Document Type: Original Article
Department of Surveying Engineering, Arak University of Technology, Arak, Iran
Department of Surveying Engineering, Zanjan University, Zanjan, Iran
Gravity field models derived from the Gravity Recovery and Climate Experiment (GRACE) satellite mission are affected by the orbital arrangement of the satellites of this mission and the spatial dependence of the gravity field coefficients, which manifest themselves in the form of north to south strips in the maps of corresponding products. One of the common ways to deal with this phenomenon is to use a Gaussian filter to reduce the contribution of higher-order coefficients and to extract realistic images of the surface-mass variability.
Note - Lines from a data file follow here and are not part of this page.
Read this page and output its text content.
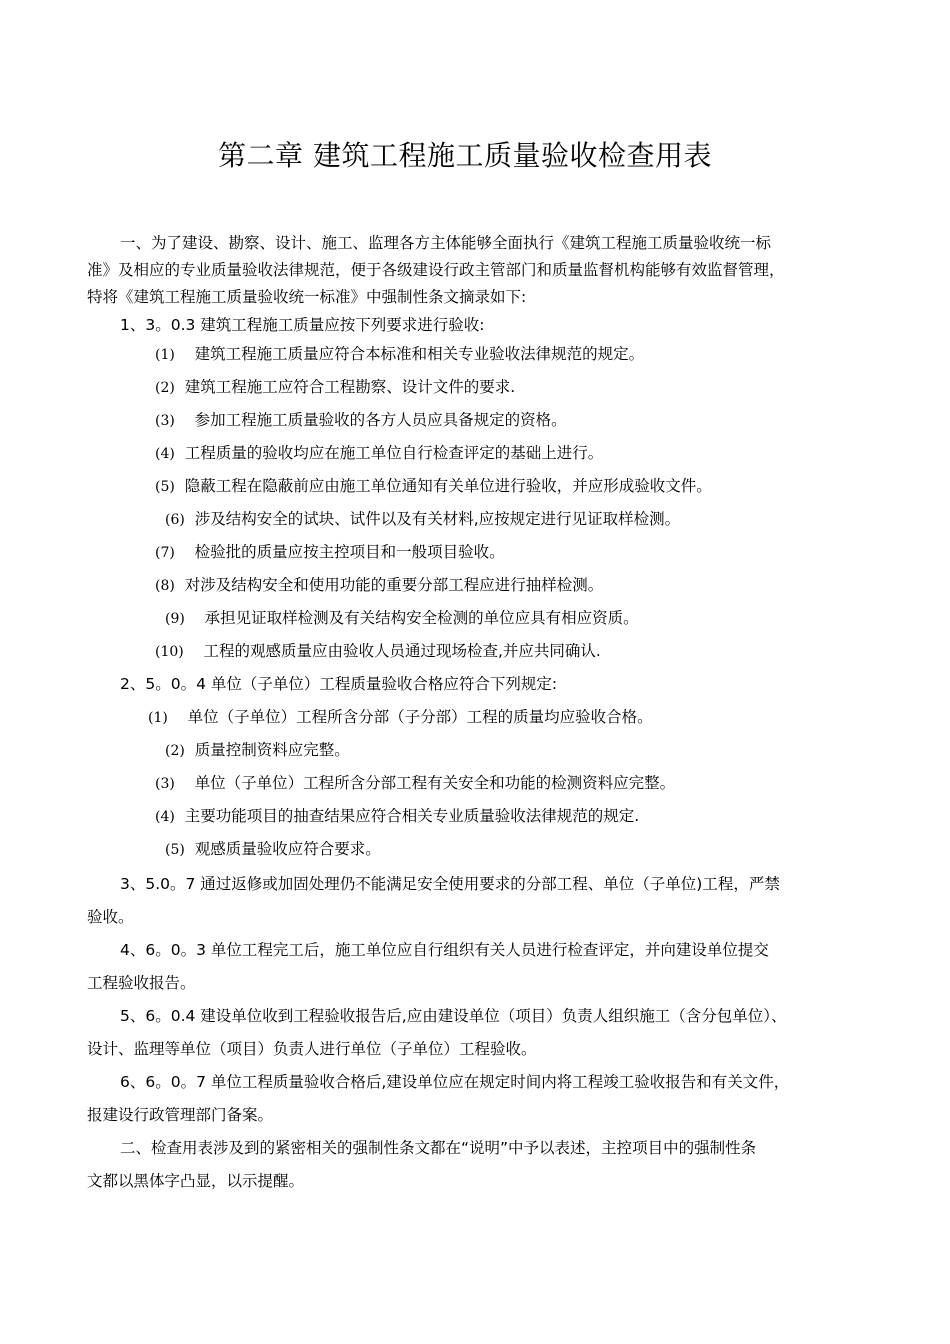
第二章 建筑工程施工质量验收检查用表
一、为了建设、勘察、设计、施工、监理各方主体能够全面执行《建筑工程施工质量验收统一标
准》及相应的专业质量验收法律规范，便于各级建设行政主管部门和质量监督机构能够有效监督管理，
特将《建筑工程施工质量验收统一标准》中强制性条文摘录如下:
1、3。0.3 建筑工程施工质量应按下列要求进行验收:
(1) 建筑工程施工质量应符合本标准和相关专业验收法律规范的规定。
(2) 建筑工程施工应符合工程勘察、设计文件的要求.
(3) 参加工程施工质量验收的各方人员应具备规定的资格。
(4) 工程质量的验收均应在施工单位自行检查评定的基础上进行。
(5) 隐蔽工程在隐蔽前应由施工单位通知有关单位进行验收，并应形成验收文件。
(6) 涉及结构安全的试块、试件以及有关材料,应按规定进行见证取样检测。
(7) 检验批的质量应按主控项目和一般项目验收。
(8) 对涉及结构安全和使用功能的重要分部工程应进行抽样检测。
(9) 承担见证取样检测及有关结构安全检测的单位应具有相应资质。
(10) 工程的观感质量应由验收人员通过现场检查,并应共同确认.
2、5。0。4 单位（子单位）工程质量验收合格应符合下列规定:
(1) 单位（子单位）工程所含分部（子分部）工程的质量均应验收合格。
(2) 质量控制资料应完整。
(3) 单位（子单位）工程所含分部工程有关安全和功能的检测资料应完整。
(4) 主要功能项目的抽查结果应符合相关专业质量验收法律规范的规定.
(5) 观感质量验收应符合要求。
3、5.0。7 通过返修或加固处理仍不能满足安全使用要求的分部工程、单位（子单位)工程，严禁
验收。
4、6。0。3 单位工程完工后，施工单位应自行组织有关人员进行检查评定，并向建设单位提交
工程验收报告。
5、6。0.4 建设单位收到工程验收报告后,应由建设单位（项目）负责人组织施工（含分包单位）、
设计、监理等单位（项目）负责人进行单位（子单位）工程验收。
6、6。0。7 单位工程质量验收合格后,建设单位应在规定时间内将工程竣工验收报告和有关文件，
报建设行政管理部门备案。
二、检查用表涉及到的紧密相关的强制性条文都在“说明”中予以表述，主控项目中的强制性条
文都以黑体字凸显，以示提醒。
In this paper, the applicability of the two-dimensional wavelet transforms as a non-statistical method to reduce the effect of vertical components in GRACE products including the mentioned strips, has been tested and the results for different levels of transformation, as well as for using various base functions have been evaluated and this results have been compared with the result of applying Gaussian filter on the data of mass change derived from GRACE in Iran.
The results indicate that although the two-dimensional wavelet transform can inherently be used to reduce the striping error of images, the wavelet-based de-striping of GRACE products is at most as effective as using the Gaussian filter of 100km, while previous studies showed that the application of the Gaussian filter of 350km would be the optimal radius to extract the hydrological signals in Iran. However in the case of wavelet transformation, the most important issue is the number of transformation levels such that applying the wavelet transforms at levels 3 and 4 have led to the closest results to the outputs of Gaussian filtering.